Article ID | Journal | Published Year | Pages | File Type |
---|---|---|---|---|
2600624 | Toxicology Letters | 2010 | 7 Pages |
Tributyltin (TBT) has harmful effects on invertebrates. Reports indicate that intoxication of humans with organotin compounds could be associated with neurological symptoms such as epilepsy and amnesia; however, the toxicity mechanisms in mammals are unknown. TBT acts as a Cl−/OH− antiporter, and likely affects the GABAergic system by disturbing Cl− homeostasis. This study aimed to elucidate neurotoxic actions of TBT on mouse neocortical neurons during development. From 4 days in vitro (4 DIV) or 14 DIV in culture, cortical neurons were exposed to TBT continuously for 3 days.
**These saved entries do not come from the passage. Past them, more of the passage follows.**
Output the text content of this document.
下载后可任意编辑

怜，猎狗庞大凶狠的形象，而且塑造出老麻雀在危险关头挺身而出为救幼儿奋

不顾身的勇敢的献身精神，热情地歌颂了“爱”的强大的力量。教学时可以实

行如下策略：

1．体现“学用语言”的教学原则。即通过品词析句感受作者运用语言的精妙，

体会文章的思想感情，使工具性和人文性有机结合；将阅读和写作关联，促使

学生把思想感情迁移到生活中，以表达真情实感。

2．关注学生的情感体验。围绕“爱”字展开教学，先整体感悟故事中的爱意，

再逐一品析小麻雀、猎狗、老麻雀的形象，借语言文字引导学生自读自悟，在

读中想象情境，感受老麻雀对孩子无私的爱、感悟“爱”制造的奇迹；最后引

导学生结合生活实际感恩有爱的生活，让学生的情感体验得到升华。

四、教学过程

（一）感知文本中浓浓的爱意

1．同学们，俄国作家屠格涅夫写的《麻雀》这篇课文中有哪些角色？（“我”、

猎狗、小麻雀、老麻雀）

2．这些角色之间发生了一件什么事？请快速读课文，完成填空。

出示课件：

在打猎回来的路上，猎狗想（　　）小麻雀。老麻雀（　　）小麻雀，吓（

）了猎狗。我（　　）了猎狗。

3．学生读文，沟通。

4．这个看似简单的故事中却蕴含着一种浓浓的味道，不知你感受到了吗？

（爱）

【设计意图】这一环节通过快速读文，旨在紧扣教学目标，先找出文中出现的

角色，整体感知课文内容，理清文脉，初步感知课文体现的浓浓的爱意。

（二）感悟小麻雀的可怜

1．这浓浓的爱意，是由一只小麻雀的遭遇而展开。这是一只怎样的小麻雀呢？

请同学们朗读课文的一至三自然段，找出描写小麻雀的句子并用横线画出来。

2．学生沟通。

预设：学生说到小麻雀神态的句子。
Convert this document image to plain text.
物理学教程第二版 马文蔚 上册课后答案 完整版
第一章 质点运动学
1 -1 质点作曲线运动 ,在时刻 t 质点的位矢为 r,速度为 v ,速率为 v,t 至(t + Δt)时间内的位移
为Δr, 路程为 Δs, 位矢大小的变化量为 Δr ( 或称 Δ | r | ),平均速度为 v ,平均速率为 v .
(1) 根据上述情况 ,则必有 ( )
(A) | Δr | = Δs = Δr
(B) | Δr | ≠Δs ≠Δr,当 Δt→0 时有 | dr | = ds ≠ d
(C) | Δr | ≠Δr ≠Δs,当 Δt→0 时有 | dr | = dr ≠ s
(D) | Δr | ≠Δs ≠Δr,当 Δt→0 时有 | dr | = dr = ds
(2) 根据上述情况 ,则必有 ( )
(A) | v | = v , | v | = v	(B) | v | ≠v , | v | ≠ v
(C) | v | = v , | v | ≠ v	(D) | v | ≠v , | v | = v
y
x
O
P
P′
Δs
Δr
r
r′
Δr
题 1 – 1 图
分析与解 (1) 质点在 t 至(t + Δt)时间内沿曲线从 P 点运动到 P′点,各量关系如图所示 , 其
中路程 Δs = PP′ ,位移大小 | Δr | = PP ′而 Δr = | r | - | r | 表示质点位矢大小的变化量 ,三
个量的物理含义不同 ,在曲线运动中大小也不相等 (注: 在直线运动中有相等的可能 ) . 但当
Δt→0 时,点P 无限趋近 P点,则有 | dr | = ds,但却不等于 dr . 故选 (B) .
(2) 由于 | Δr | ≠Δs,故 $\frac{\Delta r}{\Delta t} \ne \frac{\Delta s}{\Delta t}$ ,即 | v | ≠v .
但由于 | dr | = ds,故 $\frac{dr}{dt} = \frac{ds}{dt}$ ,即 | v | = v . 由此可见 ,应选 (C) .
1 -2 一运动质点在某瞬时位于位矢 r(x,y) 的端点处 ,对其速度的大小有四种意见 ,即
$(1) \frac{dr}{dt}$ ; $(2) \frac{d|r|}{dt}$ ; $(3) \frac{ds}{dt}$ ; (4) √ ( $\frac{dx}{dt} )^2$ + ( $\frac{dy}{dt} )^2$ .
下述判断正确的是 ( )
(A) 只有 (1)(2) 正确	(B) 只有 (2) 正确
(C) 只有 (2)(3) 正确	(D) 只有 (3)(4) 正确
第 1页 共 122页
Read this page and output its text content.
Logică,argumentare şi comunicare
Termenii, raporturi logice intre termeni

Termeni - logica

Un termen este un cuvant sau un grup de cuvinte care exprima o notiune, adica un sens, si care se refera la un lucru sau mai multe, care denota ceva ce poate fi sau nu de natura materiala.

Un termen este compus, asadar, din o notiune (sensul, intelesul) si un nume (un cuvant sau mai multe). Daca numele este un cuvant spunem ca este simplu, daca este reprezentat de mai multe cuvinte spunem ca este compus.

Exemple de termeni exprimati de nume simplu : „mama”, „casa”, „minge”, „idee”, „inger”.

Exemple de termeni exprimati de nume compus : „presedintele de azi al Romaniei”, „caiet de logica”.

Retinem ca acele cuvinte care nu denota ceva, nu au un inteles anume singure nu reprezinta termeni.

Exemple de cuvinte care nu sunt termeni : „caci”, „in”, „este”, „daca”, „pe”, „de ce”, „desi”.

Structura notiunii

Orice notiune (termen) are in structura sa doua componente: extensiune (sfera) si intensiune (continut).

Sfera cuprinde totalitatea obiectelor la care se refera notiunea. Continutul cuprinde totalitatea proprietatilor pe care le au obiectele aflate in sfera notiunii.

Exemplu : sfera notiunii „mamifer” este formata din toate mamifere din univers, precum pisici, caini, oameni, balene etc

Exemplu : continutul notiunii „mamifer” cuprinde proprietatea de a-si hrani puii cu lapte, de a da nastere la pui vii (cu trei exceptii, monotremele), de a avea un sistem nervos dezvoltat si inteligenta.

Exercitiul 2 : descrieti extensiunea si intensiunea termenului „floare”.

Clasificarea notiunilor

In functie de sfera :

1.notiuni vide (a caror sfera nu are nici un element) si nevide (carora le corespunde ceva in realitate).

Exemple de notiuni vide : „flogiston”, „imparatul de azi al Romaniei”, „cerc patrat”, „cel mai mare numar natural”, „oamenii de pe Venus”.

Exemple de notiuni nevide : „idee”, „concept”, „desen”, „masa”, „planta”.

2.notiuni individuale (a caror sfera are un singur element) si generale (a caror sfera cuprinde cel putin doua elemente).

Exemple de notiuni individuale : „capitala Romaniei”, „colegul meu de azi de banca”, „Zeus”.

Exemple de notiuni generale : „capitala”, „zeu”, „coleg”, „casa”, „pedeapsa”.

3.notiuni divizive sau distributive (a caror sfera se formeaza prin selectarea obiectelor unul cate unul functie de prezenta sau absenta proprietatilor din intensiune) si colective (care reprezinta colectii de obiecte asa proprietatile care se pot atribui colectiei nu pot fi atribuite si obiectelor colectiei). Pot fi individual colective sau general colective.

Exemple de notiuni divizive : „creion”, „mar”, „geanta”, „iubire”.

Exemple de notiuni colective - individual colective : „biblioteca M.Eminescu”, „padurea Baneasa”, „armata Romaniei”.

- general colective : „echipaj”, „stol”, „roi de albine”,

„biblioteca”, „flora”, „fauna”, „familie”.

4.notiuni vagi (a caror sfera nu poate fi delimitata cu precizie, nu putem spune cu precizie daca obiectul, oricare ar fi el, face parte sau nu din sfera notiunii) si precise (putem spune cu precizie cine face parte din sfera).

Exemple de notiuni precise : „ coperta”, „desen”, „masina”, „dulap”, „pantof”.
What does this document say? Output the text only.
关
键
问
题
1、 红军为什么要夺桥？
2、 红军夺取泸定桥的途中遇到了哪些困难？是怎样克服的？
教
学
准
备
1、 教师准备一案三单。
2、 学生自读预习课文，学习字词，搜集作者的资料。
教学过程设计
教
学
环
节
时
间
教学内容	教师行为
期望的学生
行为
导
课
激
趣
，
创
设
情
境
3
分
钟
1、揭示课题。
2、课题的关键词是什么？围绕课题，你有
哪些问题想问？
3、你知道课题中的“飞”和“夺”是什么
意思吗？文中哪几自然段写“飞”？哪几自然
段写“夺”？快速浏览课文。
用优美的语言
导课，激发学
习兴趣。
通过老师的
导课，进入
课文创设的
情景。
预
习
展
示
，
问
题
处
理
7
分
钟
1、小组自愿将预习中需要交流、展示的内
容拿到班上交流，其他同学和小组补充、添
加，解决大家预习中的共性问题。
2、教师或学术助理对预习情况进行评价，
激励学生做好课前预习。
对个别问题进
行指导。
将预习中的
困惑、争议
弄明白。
TBT-induced neuronal death at 30 nM during DIV 4–6, and at 50 nM during DIV 14–16. To further characterize this age-dependent cytotoxicity, miniature postsynaptic currents (mPSCs) were analyzed by whole-cell patch-clamp. The frequency of mPSCs was significantly reduced by treatment with 30 nM TBT during DIV 4–6, but not DIV 14–16. After TBT treatment during DIV 4–6, GABAA receptor-mediated reversal potentials (EGABA) were significantly shifted negatively. The TBT-induced EGABA shift and neuronal death were reversed by increment of extracellular Cl− concentration, suggesting that disruption of Cl− homeostasis underlies the disturbance of neuronal ontogeny induced by TBT. These data indicate that the TBT may affect synaptogenesis and neuronal survival, particularly in early development.